How big is the hole? For my own amusement, I tried to figure out how much money social conservatives (excluding pro-life groups) spent in national elections in 2014 compared to what they spend on 501(c)3 and other nonprofit strategies. I looked for every organization I could find that has marriage or religious liberty in its mission statement and then compared it with election expenditures by either c(4)s or political-action committees (PACs). Then I asked around to major social-conservative donors I know to see if I had overlooked any major organization.
How big is the hole in the center of our movement?
In 2014 pro-family social conservatives invested $251,633,730 in tax-deductible 501(c)3 efforts (excluding pro-life efforts).
How much was spent on direct political engagement, counting both state and federal organizations? $2,484,359.
That 100-to-one ratio of doing politics by indirect versus direct means explains a lot about the relative powerlessness of social conservatism.
Social conservatives can’t get much out of politics because we aren’t in politics.
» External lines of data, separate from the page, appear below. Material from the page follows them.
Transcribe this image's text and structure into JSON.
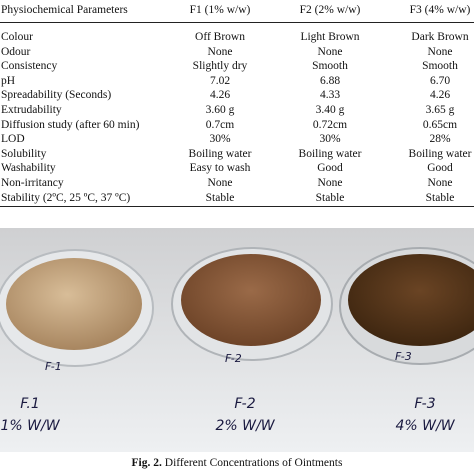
{
  "table": {
    "header": [
      "Physiochemical Parameters",
      "F1 (1% w/w)",
      "F2 (2% w/w)",
      "F3 (4% w/w)"
    ],
    "rows": [
      [
        "Colour",
        "Off Brown",
        "Light Brown",
        "Dark Brown"
      ],
      [
        "Odour",
        "None",
        "None",
        "None"
      ],
      [
        "Consistency",
        "Slightly dry",
        "Smooth",
        "Smooth"
      ],
      [
        "pH",
        "7.02",
        "6.88",
        "6.70"
      ],
      [
        "Spreadability (Seconds)",
        "4.26",
        "4.33",
        "4.26"
      ],
      [
        "Extrudability",
        "3.60 g",
        "3.40 g",
        "3.65 g"
      ],
      [
        "Diffusion study (after 60 min)",
        "0.7cm",
        "0.72cm",
        "0.65cm"
      ],
      [
        "LOD",
        "30%",
        "30%",
        "28%"
      ],
      [
        "Solubility",
        "Boiling water",
        "Boiling water",
        "Boiling water"
      ],
      [
        "Washability",
        "Easy to wash",
        "Good",
        "Good"
      ],
      [
        "Non-irritancy",
        "None",
        "None",
        "None"
      ],
      [
        "Stability (2ºC, 25 ºC, 37 ºC)",
        "Stable",
        "Stable",
        "Stable"
      ]
    ]
  },
  "photo": {
    "dish_labels": [
      "F-1",
      "F-2",
      "F-3"
    ],
    "handwritten": [
      [
        "F.1",
        "1% W/W"
      ],
      [
        "F-2",
        "2% W/W"
      ],
      [
        "F-3",
        "4% W/W"
      ]
    ]
  },
  "caption": {
    "label": "Fig. 2.",
    "text": "Different Concentrations of Ointments"
  }
}
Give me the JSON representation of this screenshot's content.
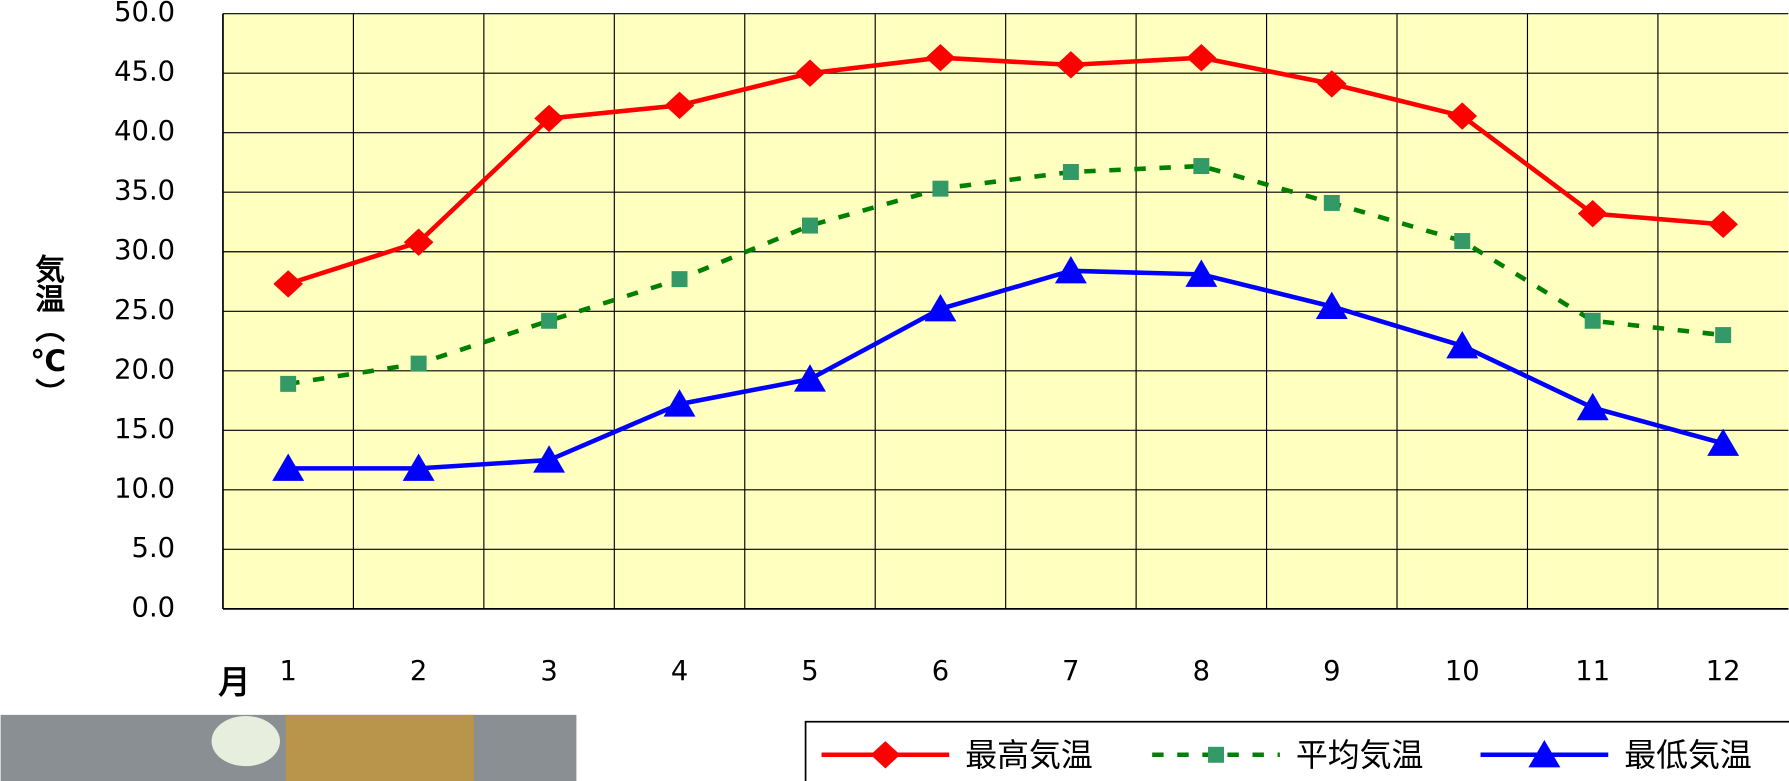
{
  "chart_data": {
    "type": "line",
    "y_label": "気温（℃）",
    "x_label": "月",
    "categories": [
      "1",
      "2",
      "3",
      "4",
      "5",
      "6",
      "7",
      "8",
      "9",
      "10",
      "11",
      "12"
    ],
    "series": [
      {
        "name": "最高気温",
        "color": "#ff0000",
        "marker": "diamond",
        "dash": false,
        "values": [
          27.3,
          30.8,
          41.2,
          42.3,
          45.0,
          46.3,
          45.7,
          46.3,
          44.1,
          41.4,
          33.2,
          32.3
        ]
      },
      {
        "name": "平均気温",
        "color": "#008000",
        "marker_color": "#339966",
        "marker": "square",
        "dash": true,
        "values": [
          18.9,
          20.6,
          24.2,
          27.7,
          32.2,
          35.3,
          36.7,
          37.2,
          34.1,
          30.9,
          24.2,
          23.0
        ]
      },
      {
        "name": "最低気温",
        "color": "#0000ff",
        "marker": "triangle",
        "dash": false,
        "values": [
          11.8,
          11.8,
          12.5,
          17.2,
          19.3,
          25.2,
          28.4,
          28.1,
          25.4,
          22.1,
          16.9,
          13.9
        ]
      }
    ],
    "ylim": [
      0,
      50
    ],
    "yticks": [
      {
        "value": 0,
        "label": "0.0"
      },
      {
        "value": 5,
        "label": "5.0"
      },
      {
        "value": 10,
        "label": "10.0"
      },
      {
        "value": 15,
        "label": "15.0"
      },
      {
        "value": 20,
        "label": "20.0"
      },
      {
        "value": 25,
        "label": "25.0"
      },
      {
        "value": 30,
        "label": "30.0"
      },
      {
        "value": 35,
        "label": "35.0"
      },
      {
        "value": 40,
        "label": "40.0"
      },
      {
        "value": 45,
        "label": "45.0"
      },
      {
        "value": 50,
        "label": "50.0"
      }
    ],
    "grid": true,
    "plot_background": "#ffffc0"
  }
}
We just talk like we are on television, when the Left allows us to get on television. Meanwhile, we don’t build political institutions that matter.
Social conservatives need to think like a minority and organize politically to protect our interests. Which leads me to Maggie’s fifth Big Truth of social-conservative politics:
5) The most important thing social conservatives could do in the 2016 cycle is to demonstrate to Democrats that extremism in pushing unisex showers on public schools or oppressing gay-marriage dissenters will cost them the White House.
In theory, this shouldn’t be hard to do: A July 2015 Associated Press–GFK poll showed that 59 percent of independents and 32 percent of Democrats agree that when gay rights and religious liberty conflict, religious liberty should have priority. Social conservatives should use the issue on offense — not just to gin up “the base,” but to persuade soft Democrats to abandon the party of anti-religious aggression. If intensive messaging to Democratic voters in a key swing state could move just 10 percent of them to switch their votes, the whole political dynamic of this issue would change.
But proving that would require raising a significant amount of money — say at least $2 million — and demonstrating in a key swing state, such as Ohio or Pennsylvania or Florida, that the Democrats’ anti-religion intolerance against gay-marriage dissenters could cost them something they care about: The White House. Power.
I see no signs yet that any such thing is happening among social conservatives.
But it could.
We should fill the hole in the center of the social-conservative movement by getting into politics for the first time in 50 years. It could happen.
I noticed that Maggie’s web site “The Pulse” is very pro-Cruz. They do not like John Kasich at all on social issues, and they were not fans of Marco Rubio’s tepid response to the gay marriage ruling.